嗤うケダモノ

瑞穂との婚約を解消して千鶴子と一緒になりたいと懇願する清司郎を、孝司郎は激しく叱咤した。

家柄が違いすぎる。
年齢だって、そう。

何より、生涯の決断を下すには、おまえは子供すぎる、と。

しかし清司郎は諦めなかった。
いっそ家を捨ててでも、と周囲に漏らすようになった。

それほどまでに、千鶴子に溺れていた。

だが、当の千鶴子はどうだったのだろう?

彼女はピッタリとつきまとう清司郎に笑顔を返してはいたが、得意先の家族と一業者、という距離を保って接しているように見えた。

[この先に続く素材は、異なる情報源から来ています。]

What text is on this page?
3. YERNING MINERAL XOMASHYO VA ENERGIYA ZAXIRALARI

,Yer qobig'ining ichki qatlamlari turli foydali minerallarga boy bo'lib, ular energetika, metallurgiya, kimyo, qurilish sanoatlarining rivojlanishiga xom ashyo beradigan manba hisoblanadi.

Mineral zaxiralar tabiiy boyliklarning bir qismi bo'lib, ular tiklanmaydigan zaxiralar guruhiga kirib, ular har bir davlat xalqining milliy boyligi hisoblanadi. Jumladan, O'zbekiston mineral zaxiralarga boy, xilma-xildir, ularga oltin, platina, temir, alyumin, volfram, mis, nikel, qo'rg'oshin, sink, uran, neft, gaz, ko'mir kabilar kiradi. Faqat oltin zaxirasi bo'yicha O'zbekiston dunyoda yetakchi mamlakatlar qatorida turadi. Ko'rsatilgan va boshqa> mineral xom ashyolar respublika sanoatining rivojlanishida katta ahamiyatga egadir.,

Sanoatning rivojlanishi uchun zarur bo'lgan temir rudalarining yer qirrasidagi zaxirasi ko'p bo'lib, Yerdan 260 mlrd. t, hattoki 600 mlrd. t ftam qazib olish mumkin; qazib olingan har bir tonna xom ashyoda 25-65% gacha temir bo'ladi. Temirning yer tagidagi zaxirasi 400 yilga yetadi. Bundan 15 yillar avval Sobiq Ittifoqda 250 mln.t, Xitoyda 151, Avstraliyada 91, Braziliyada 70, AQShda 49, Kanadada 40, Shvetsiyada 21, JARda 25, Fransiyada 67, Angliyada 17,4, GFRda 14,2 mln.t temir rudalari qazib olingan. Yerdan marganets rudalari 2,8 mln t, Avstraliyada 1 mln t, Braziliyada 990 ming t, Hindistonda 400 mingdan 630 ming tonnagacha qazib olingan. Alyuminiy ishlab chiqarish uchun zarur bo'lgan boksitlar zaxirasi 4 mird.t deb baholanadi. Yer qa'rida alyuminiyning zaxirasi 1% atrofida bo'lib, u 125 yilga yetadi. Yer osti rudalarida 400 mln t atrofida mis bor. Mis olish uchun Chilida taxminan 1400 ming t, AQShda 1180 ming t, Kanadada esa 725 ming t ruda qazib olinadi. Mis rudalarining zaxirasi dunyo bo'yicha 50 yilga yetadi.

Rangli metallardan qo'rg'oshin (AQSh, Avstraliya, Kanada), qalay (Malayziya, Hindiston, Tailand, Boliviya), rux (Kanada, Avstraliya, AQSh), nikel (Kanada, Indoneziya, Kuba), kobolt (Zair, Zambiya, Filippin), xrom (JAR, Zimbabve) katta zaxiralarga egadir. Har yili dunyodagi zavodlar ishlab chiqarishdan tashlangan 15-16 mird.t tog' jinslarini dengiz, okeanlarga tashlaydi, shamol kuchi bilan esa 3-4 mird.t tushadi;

誰かに特別な感情を持っているそぶりなど一切見せず、誰にでも分け隔てなく明るく対応し、誠実に仕事に励んでいた。

だから皆、清司郎だけが患った一時的な熱病だろうと思った。

二人は深い仲にはなり得ない。

いつか千鶴子はこの地を去る。

いつか清司郎の熱も冷める。

いつかそれぞれ別々の場所で、別々の幸せを見つけるはずだ。

千鶴子は知らない誰かと。
清司郎は瑞穂と。

それで今まで通りの、平穏な集落の日々が戻ってくる…

そんな集落の人々の思いは、すぐに現実のものとなった。



半分だけは。

まだ梅雨も明けきらない7月の始め頃、千鶴子は突然姿を消した。